Biosafety is an important part in the field of ‘Synthetic Biology’ that has to be considered thoroughly. Genetically modified organisms must be prevented from spreading out into the environment after they fulfilled their designated function. In our project we constructed a genetically modified tube cleaner, based on a holistic approach of genetically modified E.coli (for reasons of simplicity we will call them fictionally E.pipelight). Eventually, the cells will be flushed through the tubes into wastewater and could potentially spread out into the environment from there.

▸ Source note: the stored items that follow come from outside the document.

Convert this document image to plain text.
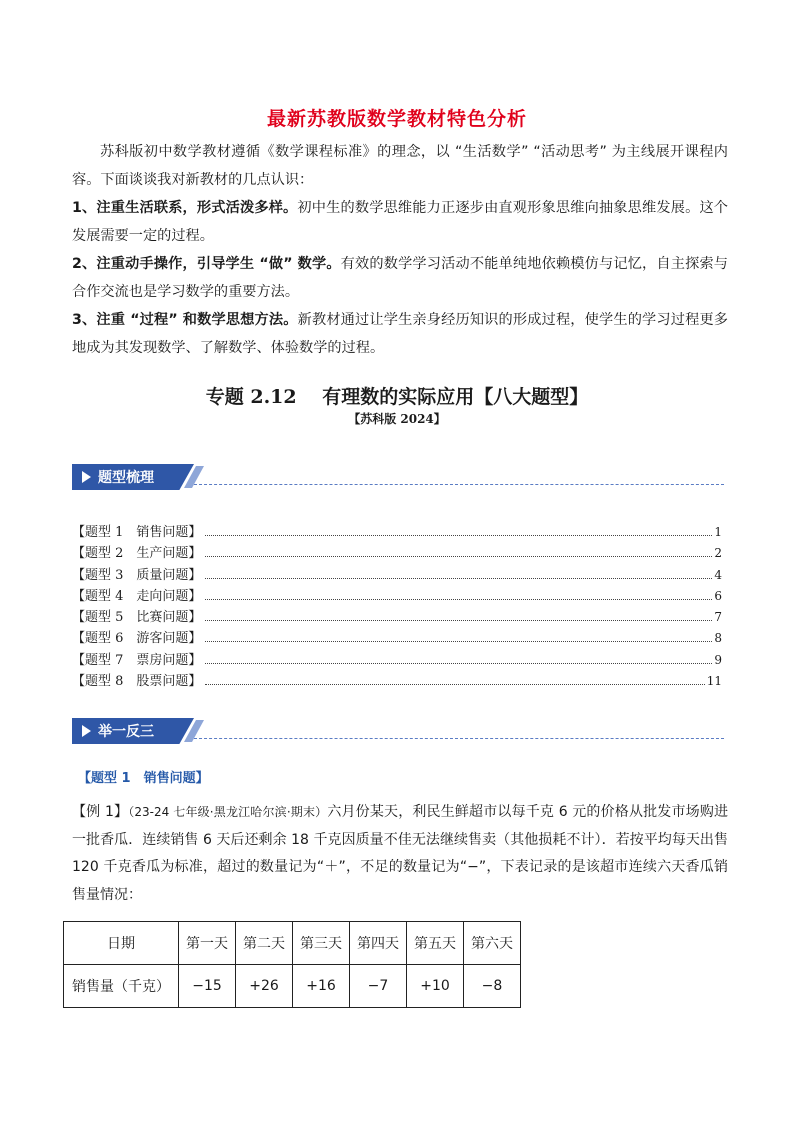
最新苏教版数学教材特色分析

苏科版初中数学教材遵循《数学课程标准》的理念，以 “生活数学” “活动思考” 为主线展开课程内容。下面谈谈我对新教材的几点认识：

1、注重生活联系，形式活泼多样。初中生的数学思维能力正逐步由直观形象思维向抽象思维发展。这个发展需要一定的过程。

2、注重动手操作，引导学生 “做” 数学。有效的数学学习活动不能单纯地依赖模仿与记忆，自主探索与合作交流也是学习数学的重要方法。

3、注重 “过程” 和数学思想方法。新教材通过让学生亲身经历知识的形成过程，使学生的学习过程更多地成为其发现数学、了解数学、体验数学的过程。

专题 2.12　 有理数的实际应用【八大题型】
【苏科版 2024】
题型梳理
【题型 1　销售问题】	1
【题型 2　生产问题】	2
【题型 3　质量问题】	4
【题型 4　走向问题】	6
【题型 5　比赛问题】	7
【题型 6　游客问题】	8
【题型 7　票房问题】	9
【题型 8　股票问题】	11
举一反三
【题型 1　销售问题】

【例 1】（23-24 七年级·黑龙江哈尔滨·期末）六月份某天，利民生鲜超市以每千克 6 元的价格从批发市场购进一批香瓜．连续销售 6 天后还剩余 18 千克因质量不佳无法继续售卖（其他损耗不计）．若按平均每天出售 120 千克香瓜为标准，超过的数量记为“＋”，不足的数量记为“−”，下表记录的是该超市连续六天香瓜销售量情况：

日期	第一天	第二天	第三天	第四天	第五天	第六天
销售量（千克）	−15	+26	+16	−7	+10	−8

To gain further insight on this topic, we had an interesting expedition to a local wastewater treatment plant from the department of wastewater technology at the University Stuttgart. We determined that our E.pipelight cells would not be retained or filtered there. On the contrary, as wastewater treatment plants also use microorganisms, this leads to the possibility of interaction between our genetically modified E.pipelight and these other microorganisms. To avoid an exchange of DNA between these organisms which might lead to unpredictable consequences for the environment, we had to consider a biosafety system that guaranteed the elimination of the E.pipelight right at their location of function – the clogging of drains. Due to that we would use an E. coli strain which is a synthetic auxotroph. This means that the E.pipelight will require the presence of a particular molecule that ensures for their viability (Lopez and Anderson 2015).

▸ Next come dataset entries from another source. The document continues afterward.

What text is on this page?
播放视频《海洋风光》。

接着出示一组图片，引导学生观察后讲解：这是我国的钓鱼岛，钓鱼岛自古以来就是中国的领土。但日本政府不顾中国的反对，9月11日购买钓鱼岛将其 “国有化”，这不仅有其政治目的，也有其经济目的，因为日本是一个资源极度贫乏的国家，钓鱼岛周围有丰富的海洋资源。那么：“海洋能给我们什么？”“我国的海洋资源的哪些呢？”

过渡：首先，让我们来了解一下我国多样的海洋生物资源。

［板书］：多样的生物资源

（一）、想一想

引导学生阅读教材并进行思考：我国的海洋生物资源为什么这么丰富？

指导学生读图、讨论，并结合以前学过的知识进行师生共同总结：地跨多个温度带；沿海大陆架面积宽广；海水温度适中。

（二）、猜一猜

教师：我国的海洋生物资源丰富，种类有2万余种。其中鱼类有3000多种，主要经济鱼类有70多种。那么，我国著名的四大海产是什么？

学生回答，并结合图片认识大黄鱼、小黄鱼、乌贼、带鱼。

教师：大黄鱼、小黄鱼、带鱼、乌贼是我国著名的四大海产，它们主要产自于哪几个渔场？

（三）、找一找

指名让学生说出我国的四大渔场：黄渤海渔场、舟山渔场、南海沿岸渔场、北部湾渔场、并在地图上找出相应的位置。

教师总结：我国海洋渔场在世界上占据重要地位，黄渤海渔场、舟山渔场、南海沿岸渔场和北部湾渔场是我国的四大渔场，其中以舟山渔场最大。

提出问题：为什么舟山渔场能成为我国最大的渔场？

We wanted to use a chromosomal deletion of the asd-gene, which encodes for the aspartate-β-semi aldehyde-dehydrogenase. This enzyme is involved in lysine, threonine and methionine biosynthesis and works together with dihydrodipicolinate synthase (DHDPS). DHDPS is encoded by the dapA gene and is the first enzyme of the pathway to synthesize diaminopimelinacid (DPA) in E.coli and could be also be considered for deletion (Born and Blanchard 1999, Richaud et al. 1986). DPA is an essential component of the peptidoglycan crosslinkage of the cell wall of gram negative bacteria (Schleifer and Kandler, 1972). Deleteting the asd gene will disrupt the diaminopimelinacid pathway leading to impaired cell wall synthesis and subsequent cell lysis (Born and Blanchard 1999). In the past the application of DPA auxotroph E.coli strain has been already proven to be successful in a strain that is called Escherichia coli chi1776, a descendant of Escherichia coli K-12. This strain was specifically constructed and approved as a safe bacterial strain for use with plasmid cloning vectors (Alexander et al. 1980).

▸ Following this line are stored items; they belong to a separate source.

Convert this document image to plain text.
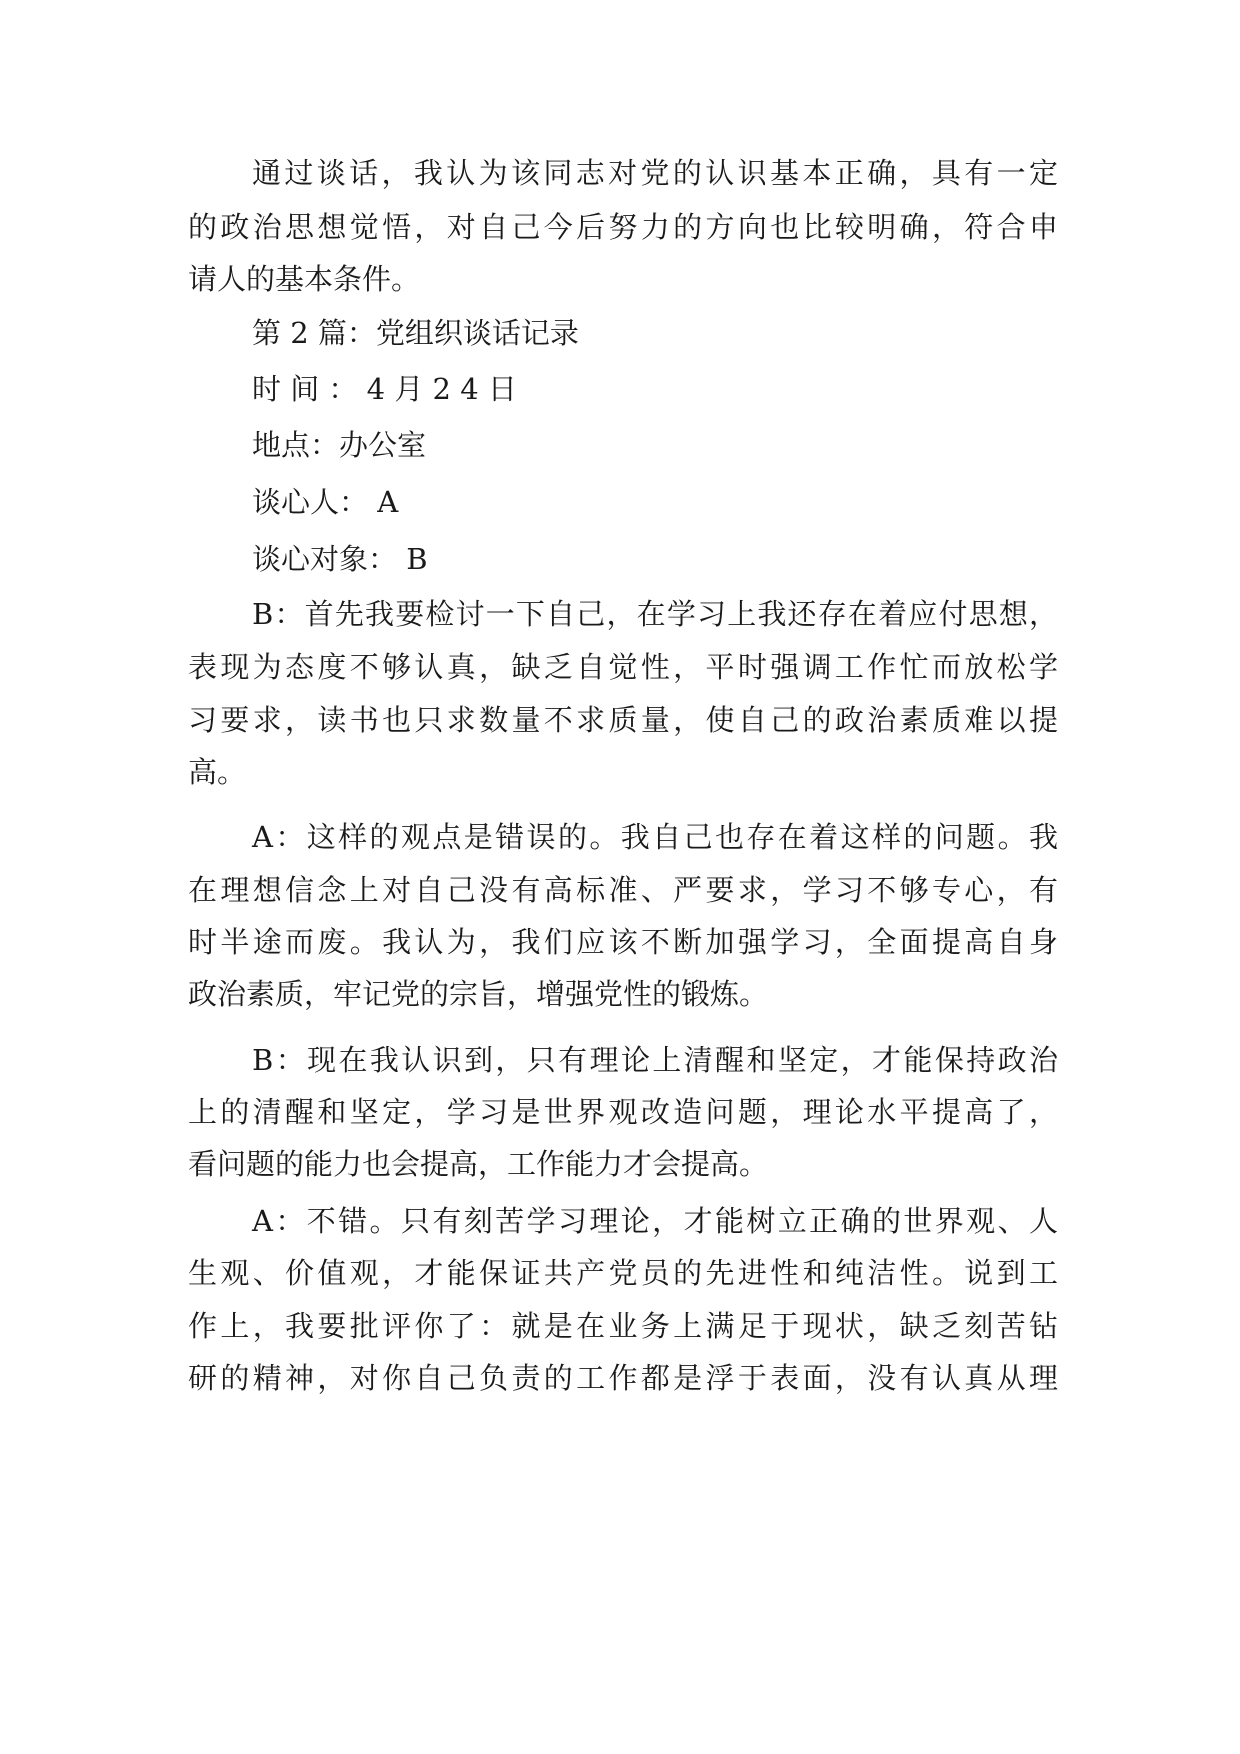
通过谈话，我认为该同志对党的认识基本正确，具有一定
的政治思想觉悟，对自己今后努力的方向也比较明确，符合申
请人的基本条件。
第 2 篇：党组织谈话记录
时 间 ： 4 月 2 4 日
地点：办公室
谈心人： A
谈心对象： B
B：首先我要检讨一下自己，在学习上我还存在着应付思想，
表现为态度不够认真，缺乏自觉性，平时强调工作忙而放松学
习要求，读书也只求数量不求质量，使自己的政治素质难以提
高。
A：这样的观点是错误的。我自己也存在着这样的问题。我
在理想信念上对自己没有高标准、严要求，学习不够专心，有
时半途而废。我认为，我们应该不断加强学习，全面提高自身
政治素质，牢记党的宗旨，增强党性的锻炼。
B：现在我认识到，只有理论上清醒和坚定，才能保持政治
上的清醒和坚定，学习是世界观改造问题，理论水平提高了，
看问题的能力也会提高，工作能力才会提高。
A：不错。只有刻苦学习理论，才能树立正确的世界观、人
生观、价值观，才能保证共产党员的先进性和纯洁性。说到工
作上，我要批评你了：就是在业务上满足于现状，缺乏刻苦钻
研的精神，对你自己负责的工作都是浮于表面，没有认真从理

The risk that these deletion could be repealed by another gain-of-function mutation is very low. Nevertheless this case has to be kept in mind. Another problem that could occur, is that plasmids which last after cell lysis in the tube for a certain period of time, might be up-taken from another microorganism and interfere with them. Again this occurrence is very unlikely, yet we have to avoid every potential risk, no matter how rarely it could occur. For this we may have to modify our next generation of E.pipelight by performing our genetically engineered modifications, not in a plasmid but right away in the chromosome of the E.coli. This could be achieved via already well established and precise tools such as CRISPR-Cas or Lambda-Red. As the chromosome is less stable than the plasmid without its hosts, the possibility that another micro-organism would incorporate a functional chromosome will be decreased once again.